Hundreds of other cars were stranded immediately after the collapse, but the California Highway Patrol was working to divert them in the other direction off the freeway and it wasn't clear if any remained, Kasinga said.

Pamala Browne, 53, and her daughter were driving from Flagstaff, Arizona to Palm Desert, California when they got stranded when the westbound lanes were shutdown.

"Oh my God, we are so stuck out here," Browne told the Desert Sun newspaper. "There's no end to the cars that are stuck out here."

The rains came amid a second day of showers and thunderstorms in southern and central California that were setting rainfall records in what is usually a dry month.

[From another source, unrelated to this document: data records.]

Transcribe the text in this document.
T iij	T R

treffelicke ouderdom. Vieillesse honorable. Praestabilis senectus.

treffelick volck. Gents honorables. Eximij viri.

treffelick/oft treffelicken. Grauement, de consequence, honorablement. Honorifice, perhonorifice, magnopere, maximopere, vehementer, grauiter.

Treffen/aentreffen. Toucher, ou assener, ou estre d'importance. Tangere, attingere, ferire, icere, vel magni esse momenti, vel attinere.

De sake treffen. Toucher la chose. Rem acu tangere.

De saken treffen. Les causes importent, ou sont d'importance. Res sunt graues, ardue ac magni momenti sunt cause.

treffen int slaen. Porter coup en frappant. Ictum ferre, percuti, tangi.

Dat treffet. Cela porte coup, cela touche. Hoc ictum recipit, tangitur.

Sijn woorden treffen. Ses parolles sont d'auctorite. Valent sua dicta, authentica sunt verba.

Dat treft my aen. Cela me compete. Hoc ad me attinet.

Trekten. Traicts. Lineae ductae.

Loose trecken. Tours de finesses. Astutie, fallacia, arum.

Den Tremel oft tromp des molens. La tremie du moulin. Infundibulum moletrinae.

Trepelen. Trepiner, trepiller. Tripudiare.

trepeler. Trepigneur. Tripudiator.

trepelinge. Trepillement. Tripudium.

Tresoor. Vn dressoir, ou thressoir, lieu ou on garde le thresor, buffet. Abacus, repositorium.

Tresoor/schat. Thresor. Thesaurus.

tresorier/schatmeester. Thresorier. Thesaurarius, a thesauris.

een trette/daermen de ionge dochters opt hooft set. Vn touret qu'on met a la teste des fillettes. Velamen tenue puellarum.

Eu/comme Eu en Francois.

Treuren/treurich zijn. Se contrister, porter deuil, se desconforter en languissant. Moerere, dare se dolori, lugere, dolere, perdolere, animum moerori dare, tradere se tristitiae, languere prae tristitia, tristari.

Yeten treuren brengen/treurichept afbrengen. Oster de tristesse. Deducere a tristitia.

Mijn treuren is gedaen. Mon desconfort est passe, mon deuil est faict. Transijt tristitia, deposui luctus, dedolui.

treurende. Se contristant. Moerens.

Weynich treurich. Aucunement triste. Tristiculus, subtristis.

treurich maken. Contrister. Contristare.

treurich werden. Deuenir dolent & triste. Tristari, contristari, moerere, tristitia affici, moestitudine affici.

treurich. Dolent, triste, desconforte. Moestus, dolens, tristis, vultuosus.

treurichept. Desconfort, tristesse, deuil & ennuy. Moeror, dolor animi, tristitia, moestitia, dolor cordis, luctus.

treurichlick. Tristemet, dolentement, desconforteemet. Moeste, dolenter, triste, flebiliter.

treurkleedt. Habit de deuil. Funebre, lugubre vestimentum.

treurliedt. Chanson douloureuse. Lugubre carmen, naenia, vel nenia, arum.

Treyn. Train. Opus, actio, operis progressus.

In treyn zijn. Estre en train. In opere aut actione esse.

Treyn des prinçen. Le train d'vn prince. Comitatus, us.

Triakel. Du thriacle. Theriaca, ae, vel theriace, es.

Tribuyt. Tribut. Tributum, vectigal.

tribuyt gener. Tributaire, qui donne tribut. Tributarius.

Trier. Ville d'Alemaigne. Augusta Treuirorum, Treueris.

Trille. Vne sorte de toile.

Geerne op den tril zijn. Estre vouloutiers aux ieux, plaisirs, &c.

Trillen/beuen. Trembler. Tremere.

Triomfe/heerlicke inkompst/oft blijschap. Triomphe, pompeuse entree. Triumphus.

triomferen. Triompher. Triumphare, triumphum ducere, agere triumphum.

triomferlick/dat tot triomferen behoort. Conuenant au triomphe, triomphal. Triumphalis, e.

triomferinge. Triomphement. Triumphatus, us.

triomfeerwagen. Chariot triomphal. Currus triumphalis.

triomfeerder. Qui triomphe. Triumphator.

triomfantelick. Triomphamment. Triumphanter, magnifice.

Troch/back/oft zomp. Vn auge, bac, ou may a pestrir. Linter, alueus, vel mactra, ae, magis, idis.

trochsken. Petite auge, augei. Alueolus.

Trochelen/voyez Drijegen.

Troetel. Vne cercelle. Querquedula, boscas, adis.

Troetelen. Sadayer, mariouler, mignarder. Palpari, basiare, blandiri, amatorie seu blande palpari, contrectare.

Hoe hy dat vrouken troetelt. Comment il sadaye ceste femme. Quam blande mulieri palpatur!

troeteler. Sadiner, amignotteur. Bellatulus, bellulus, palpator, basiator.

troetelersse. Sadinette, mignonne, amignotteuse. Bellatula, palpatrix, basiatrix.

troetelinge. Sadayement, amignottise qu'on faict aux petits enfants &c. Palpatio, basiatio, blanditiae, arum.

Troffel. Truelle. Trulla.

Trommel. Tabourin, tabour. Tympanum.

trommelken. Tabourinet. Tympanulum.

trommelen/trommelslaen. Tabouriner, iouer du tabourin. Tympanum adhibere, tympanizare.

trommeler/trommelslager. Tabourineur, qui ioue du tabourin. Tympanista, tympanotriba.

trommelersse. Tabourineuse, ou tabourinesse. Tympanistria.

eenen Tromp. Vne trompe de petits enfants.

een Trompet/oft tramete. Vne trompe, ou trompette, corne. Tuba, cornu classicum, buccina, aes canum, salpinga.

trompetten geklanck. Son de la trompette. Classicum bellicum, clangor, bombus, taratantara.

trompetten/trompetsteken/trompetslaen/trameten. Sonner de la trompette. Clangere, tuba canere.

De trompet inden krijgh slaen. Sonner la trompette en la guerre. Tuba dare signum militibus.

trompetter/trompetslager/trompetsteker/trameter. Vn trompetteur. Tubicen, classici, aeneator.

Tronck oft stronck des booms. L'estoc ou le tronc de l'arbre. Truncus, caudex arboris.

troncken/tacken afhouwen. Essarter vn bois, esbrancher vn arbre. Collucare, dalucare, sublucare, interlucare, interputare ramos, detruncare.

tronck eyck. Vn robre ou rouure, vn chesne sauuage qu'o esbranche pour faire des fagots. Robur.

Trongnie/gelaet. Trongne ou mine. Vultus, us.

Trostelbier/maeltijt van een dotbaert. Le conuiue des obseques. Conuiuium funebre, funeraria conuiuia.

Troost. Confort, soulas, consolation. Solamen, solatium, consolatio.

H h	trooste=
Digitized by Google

Rain fell Sunday afternoon in parts of Los Angeles County's mountains, the valley north and inland urban areas to the east as remnants of tropical storm Dolores brought warm, muggy conditions northward.

The showers forced the Los Angeles Angels' first rainout in 20 years and the San Diego Padres' first rainout since 2006.

Saturday's rainfall broke records in at least 11 locations, including five places that had the most rain ever recorded on any day in July, said National Weather Service meteorologist Joe Sirard.

July is typically the driest month of the year in Southern California. Because of that, Saturday's 0.36 inch of rain in downtown Los Angeles exceeded the 0.24 inch recorded July 14, 1886, which had been the wettest July day in nearly 130 years.

The Los Angeles Times reports:

July rain is so unusual in Southern California that the storm broke a number of records for the month. The 0.36-inch that fell in downtown Los Angeles on Saturday set a record for the most rainfall in July, surpassing the quarter-inch that fell in July 1886, said National Weather Service meteorologist David Sweet.

“July is typically the driest month of the year,” weather service meteorologist Scott Sukup said Sunday. “To have that much rain yesterday and another significant storm today is pretty unusual.... For July it's historical.”

Forecasters expect patches of rain and some heavy downpours through Monday as the remnants of a tropical storm off Baja California continued to stream north, producing the kind of sticky weather more akin to Houston than midsummer in Los Angeles

The storm brought weekend flash floods and power outages and turned Los Angeles County's typically packed coast into empty stretches of sand when the threat of lightning forced authorities to close 70 miles of beaches.

Meanwhile, the summer storm has helped firefighters advance on two wildfires that broke out Friday.

Muggy, moist conditions were expected to persist through Monday.